I’ve developed a simple POS system that gets the list of products & buttons from the DB. The table holding all the buttons provides all the information we need to draw the button (i.e.: size, position, label, colour and which SKU it relates to).
In the original version, all the ‘function’ buttons have been hard coded (i.e.: numbers 1-9, pay, change price levels, end shift etc) but I want to move to a more customisable design, so that function buttons can also be stored in the database.
I was looking at doing this with something reflection based. I have a class to act as an interface, containing all the methods that will appear in the DB, which will then call on any of the necessary methods within the system. But I’m not sure how to map this to the DB.

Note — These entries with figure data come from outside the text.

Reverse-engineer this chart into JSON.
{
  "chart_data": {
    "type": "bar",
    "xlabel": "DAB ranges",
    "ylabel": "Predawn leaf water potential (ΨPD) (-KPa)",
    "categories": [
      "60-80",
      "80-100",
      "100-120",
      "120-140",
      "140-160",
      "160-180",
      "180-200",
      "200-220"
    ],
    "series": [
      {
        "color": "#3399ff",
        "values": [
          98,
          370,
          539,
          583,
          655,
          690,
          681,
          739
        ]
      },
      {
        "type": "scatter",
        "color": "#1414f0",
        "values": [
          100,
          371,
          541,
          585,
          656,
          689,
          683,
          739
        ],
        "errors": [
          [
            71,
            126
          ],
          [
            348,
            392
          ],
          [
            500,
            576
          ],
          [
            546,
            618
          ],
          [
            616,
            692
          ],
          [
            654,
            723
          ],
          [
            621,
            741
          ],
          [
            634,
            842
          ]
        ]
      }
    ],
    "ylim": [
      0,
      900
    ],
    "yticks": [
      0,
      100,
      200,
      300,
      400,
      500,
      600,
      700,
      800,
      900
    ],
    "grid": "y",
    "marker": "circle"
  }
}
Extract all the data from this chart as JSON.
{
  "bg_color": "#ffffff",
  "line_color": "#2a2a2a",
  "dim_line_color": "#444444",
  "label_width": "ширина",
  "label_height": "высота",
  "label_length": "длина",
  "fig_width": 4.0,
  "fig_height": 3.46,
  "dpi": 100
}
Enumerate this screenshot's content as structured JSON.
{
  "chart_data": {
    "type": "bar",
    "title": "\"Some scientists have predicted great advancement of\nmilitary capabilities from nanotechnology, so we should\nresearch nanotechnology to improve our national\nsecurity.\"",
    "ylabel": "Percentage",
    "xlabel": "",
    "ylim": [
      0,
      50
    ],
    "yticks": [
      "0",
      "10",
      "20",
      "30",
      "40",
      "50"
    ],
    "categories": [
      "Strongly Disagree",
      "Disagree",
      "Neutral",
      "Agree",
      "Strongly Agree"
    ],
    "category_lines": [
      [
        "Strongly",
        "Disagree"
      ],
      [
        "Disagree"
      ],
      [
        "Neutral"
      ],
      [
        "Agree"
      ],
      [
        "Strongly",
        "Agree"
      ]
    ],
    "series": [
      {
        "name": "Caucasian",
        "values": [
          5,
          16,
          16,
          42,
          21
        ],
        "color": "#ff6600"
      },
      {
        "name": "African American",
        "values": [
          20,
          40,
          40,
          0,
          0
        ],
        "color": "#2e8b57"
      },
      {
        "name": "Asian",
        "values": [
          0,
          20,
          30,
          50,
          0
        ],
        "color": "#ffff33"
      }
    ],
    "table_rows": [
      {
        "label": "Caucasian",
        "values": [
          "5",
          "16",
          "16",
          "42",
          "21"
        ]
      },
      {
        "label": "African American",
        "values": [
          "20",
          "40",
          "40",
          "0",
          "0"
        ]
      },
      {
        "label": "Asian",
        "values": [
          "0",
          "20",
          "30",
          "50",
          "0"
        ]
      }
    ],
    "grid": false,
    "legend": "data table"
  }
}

I’m pretty certain that every method will take 0, 1 or 2 parameters which have a mixture of boolean, int, double and char.
I’ve come up with a notation for the DB that I can parse to determine all the information I need to call the method, for example to pay off a sale I would put something like
paySale[]
in the database, but if the customer gave me a $50 and I wanted to use a ‘quick cash’ button, then the method call would be
paySale[d 50]
or something a little more complex, like paying with a cheque
paySale[i 3, d 50]
where the int is the payment method type (in this case would be cheque) and double is the total.
My issue is that when I try to fetch the method using getMethod() I can’t figure out how to define which parameters to look for, such as double.class and int.class
There will be several different methods that will need to be called, to handle things like price level changes, end of shift, paying to accounts / tabs etc so if there is an easier way to do this, then I’m open to it!
Thanks again guys!
Use something like
class.getMethod(int.class, double.class, String.class)etc. If your method is not public usegetDeclaredMethod()instead.But honestly your solution sounds strange. As far as I understand you actually save in DB kind of script and then run it. If so use ready-to-use scripting engine. For example java 1.6 and higher has built-in JavaScript interpreter (see ScriptEngineManager). You can generate javascripts and then run them. It is much easier than create very limited script interpreter yourself.